Petrut Ababei, the first-year engineering teacher in charge of the class at Lazear, says the game has been “a useful, enrichment tool to introduce concepts” relevant to lessons he covers in class. “Some of the things that students experience in the game with mistakes and feedback are skills that apply to engineering,” says Ababei. Next to the computers where students are building windmills in the game are physical models that they have built.
Awaiting Results
Still missing from the game, however, is data on what and how students are learning from the game--a key value proposition promised by SimCityEDU and GlassLab.
The game’s web-based dashboard currently tracks how many of the missions students complete, the scores they receive, and tips for achieving higher scores. Developers say comprehensive reports, with insights such as how students navigate and solve complex problems, will be available in an update on December 6.
A larger question is whether the problem-solving skills that students develop while playing the game will be reflected in real-world knowledge, beginning with standardized assessments. The detailed brochure for the game says it covers five Common Core literacy standards for grades 6-8 around identifying and citing textual evidence to support analysis and conclusions, along with Next Generation Science Standards around “Human Impacts on Earth Systems” and “Systems Thinking.”
Evaulating how students’ in-game performance correlates with their results on standards-based assessments will be undertaken by SRI International, a R&D non-profit working with GlassLab on a larger project to research the effectiveness of games in improving learning outcomes. SRI’s first study on SimCityEDU will be released in Spring 2014.
A Tale of Two Cities
In developing SimCityEDU, one of the main design challenges Frenz encountered was: “How do you keep an open sandbox environment while keeping the game easy for teachers to implement?”

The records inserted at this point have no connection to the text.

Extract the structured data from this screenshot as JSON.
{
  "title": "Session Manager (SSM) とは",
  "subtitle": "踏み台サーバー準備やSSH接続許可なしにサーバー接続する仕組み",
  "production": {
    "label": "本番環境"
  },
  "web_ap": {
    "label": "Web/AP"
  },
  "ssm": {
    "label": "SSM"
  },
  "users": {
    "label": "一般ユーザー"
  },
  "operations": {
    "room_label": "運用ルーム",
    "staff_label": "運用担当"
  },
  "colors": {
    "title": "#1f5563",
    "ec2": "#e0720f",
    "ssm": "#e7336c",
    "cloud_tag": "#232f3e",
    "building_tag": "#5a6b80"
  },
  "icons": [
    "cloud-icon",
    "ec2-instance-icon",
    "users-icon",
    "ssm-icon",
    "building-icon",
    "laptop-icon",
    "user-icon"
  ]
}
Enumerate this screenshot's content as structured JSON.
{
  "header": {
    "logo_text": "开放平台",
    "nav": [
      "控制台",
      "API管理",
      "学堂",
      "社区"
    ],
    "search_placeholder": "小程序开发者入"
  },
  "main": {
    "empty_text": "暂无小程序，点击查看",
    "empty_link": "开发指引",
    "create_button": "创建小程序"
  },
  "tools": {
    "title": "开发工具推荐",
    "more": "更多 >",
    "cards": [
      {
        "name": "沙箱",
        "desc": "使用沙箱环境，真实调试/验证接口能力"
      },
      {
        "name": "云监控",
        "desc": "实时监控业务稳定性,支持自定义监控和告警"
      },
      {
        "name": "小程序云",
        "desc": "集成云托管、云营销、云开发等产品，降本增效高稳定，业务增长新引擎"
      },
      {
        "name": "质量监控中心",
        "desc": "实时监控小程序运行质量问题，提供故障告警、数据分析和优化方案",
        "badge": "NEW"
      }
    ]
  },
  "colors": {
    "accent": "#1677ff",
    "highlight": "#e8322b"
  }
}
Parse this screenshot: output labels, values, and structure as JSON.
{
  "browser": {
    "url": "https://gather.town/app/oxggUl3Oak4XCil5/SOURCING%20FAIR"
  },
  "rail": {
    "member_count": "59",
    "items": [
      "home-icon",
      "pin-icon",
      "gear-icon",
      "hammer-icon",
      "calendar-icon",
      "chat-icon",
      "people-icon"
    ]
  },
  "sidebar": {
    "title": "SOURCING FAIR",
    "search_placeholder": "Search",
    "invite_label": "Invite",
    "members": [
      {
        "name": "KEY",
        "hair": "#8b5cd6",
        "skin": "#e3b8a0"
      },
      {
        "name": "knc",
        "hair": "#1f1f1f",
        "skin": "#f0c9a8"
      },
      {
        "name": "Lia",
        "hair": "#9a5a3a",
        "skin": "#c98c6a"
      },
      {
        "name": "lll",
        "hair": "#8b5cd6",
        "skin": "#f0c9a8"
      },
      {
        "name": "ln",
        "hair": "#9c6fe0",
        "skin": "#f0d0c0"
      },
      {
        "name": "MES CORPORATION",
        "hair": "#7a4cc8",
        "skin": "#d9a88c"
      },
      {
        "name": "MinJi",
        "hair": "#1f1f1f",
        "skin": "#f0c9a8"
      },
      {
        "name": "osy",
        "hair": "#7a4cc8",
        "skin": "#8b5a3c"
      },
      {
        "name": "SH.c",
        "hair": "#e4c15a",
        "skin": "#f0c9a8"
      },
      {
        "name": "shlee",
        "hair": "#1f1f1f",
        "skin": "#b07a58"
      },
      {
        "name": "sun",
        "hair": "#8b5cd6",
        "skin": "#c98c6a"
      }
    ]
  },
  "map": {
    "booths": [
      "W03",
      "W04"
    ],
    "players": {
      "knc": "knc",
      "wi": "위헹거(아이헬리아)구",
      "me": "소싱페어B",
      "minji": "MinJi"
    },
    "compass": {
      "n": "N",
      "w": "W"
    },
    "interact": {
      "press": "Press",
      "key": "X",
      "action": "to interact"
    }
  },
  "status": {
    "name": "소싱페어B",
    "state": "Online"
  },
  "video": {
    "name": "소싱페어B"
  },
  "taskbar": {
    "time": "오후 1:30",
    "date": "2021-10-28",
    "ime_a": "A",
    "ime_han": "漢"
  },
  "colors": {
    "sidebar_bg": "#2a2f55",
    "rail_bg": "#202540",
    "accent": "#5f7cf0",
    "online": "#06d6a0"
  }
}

The answer appears to be sacrificing some of the open-endedness that has been a staple of the franchise. The game is less about building cities and more about modifying pre-built ones to meet objectives (like reducing pollution levels to a certain range). Each in-game mission has a 10-15 minute limit, presumably to fit within class time constraints. And the accompanying concept map activities feel more like a reading comprehension exercise than a game.
Even though the designers have made a noble effort to tailor the game for schools, technical requirements may still cause problems. The game requires downloading and installing a 1GB executable file on each machine--not an insignificant task for a lab of a dozen computers. Also, the game has certain graphics requirements appear a bit hefty. Each time I launched the game, a pop-up alert poked fun at my graphics card for being “actually pretty slow.” Granted, my three-year old PC (which runs Adobe Creative Suite and other games just fine) may be a fossil by Silicon Valley standards, but I imagine many schools may be operating even older machines.
For GlassLab, these issues in SimCityEDU: Pollution Challenge are worth keeping in mind--and cleaning up--as it develops its next game, which will focus on English language arts and argumentation skills. Its designed for tablets, set on Mars, and scheduled for spring 2014.